Light My Fire is a summery pop number, a bit throwaway if we’re being honest, but Move On has a lot more substance to it. The keyboard refrain that features throughout is probably the most Freedom Call-y thing you’ll hear on the album, but the big guitars have been toned right down, the result being the sort of thing you might encounter if you watch the Eurovision Song Contest with any degree of regularity. It’s catchy, and Bay delivers one of his best vocals of the album on this track.

The chiming Radio Starlight, which I believe has been released as a single, starts off sounding like it wants to be Blink 182 but turns into a chirpy piece of pop rock, with a vocal line that sounds like it was written to advertise ladies sanitary products (it’s my day, my time, my way of life)… It’s a bit too poppy for this writer’s taste, especially the uplifting key change towards the end, but what do I know? It’s probably all over German radio even as we speak.

Much more appealing is Silent Cry, which fuses The HolliesAir That I Breathe to a pleasant, almost Britpoppy chorus, whilst the retro-drenched Hollywood Dancer – which wouldn’t be out of place on an album by UK pomp Godz Cats in Space – is absolutely excellent; a bass-driven, propulsive bouncer, it’s the best song on the album by some way and worth three minutes and twenty seconds of your time – you can thank me later.

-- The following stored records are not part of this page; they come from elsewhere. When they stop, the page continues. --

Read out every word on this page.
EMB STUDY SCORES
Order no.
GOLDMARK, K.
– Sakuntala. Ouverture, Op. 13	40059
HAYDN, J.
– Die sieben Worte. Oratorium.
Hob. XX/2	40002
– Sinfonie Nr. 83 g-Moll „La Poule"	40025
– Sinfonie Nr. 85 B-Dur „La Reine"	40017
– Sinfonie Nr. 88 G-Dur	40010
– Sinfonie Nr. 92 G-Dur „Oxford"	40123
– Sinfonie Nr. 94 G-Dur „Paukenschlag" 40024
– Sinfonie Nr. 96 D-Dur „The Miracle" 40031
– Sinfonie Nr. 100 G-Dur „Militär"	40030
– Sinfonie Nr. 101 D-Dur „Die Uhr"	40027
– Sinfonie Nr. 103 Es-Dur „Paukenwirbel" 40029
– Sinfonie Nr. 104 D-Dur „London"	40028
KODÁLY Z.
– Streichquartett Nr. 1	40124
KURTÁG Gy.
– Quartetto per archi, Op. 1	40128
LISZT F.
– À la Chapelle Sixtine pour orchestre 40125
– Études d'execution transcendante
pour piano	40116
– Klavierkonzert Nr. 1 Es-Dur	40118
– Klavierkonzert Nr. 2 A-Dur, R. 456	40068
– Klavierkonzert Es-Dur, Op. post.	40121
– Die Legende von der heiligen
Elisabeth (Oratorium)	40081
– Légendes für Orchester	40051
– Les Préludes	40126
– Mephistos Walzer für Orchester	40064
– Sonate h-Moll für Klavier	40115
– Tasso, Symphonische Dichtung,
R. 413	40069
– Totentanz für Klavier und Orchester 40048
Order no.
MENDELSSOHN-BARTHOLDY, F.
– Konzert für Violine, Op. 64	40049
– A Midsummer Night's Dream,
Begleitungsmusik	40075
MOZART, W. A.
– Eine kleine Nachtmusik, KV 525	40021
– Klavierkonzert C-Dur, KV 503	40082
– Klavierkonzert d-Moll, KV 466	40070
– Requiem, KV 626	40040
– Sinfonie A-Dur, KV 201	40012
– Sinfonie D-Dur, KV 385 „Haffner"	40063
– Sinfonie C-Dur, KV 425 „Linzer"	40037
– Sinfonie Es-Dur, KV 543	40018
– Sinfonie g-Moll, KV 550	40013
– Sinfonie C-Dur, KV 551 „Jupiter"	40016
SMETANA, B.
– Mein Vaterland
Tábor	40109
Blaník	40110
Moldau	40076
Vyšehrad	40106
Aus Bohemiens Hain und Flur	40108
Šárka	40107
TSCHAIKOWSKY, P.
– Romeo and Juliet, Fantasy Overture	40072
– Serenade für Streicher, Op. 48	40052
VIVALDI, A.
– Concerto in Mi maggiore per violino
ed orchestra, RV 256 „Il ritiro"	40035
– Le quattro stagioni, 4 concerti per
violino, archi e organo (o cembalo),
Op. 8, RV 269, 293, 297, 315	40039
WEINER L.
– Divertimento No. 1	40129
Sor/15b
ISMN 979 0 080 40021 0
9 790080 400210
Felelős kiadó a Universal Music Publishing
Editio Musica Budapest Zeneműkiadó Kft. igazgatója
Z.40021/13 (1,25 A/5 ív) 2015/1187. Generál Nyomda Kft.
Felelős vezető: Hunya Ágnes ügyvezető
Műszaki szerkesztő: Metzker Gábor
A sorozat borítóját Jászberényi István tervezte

Keep Waiting features some nice drumming from Freedom Call’s Ramy Ali but too obviously hankers after a slice of Keith Urban’s action for my liking, but Misty Rain is really rather good, mashing up a real early eighties, Simple Minds feel in the verses with a great chorus. This is really high class stuff, and it’s a direction I’d be really interested in seeing Bay pursue in the future.

Where Waters Flow in Heaven returns to the Britpop feel with it’s baroque pop strings and yearning chorus, and shows real ambition on the part of the songwriter, but penultimate track Bad Boyz should probably have remained locked in Bay’s private song archive. It’s the only real stinker on the album, but it does let things down badly.

Last track Love Will Never Die sounds like it was written in honour of Bryan Adams and Jim Vallance, with it’s lip-trembling mix of guitar and piano, but it sadly doesn’t live up to it’s early promise, leaving the album to end on a slight downer, which is a shame.

Still, as this is clearly a deck-clearing exercise on the part of Bay I guess we should expect a little bit of unevenness in the quality department. Freedom Call completists will obviously need this in their collections, but if you enjoy a bit of obscure mid-eighties AOR every now and then you might find enough of interest here to warrant a purchase too.

Steamhammer/SPV will release Chasing the Sun on February 23rd.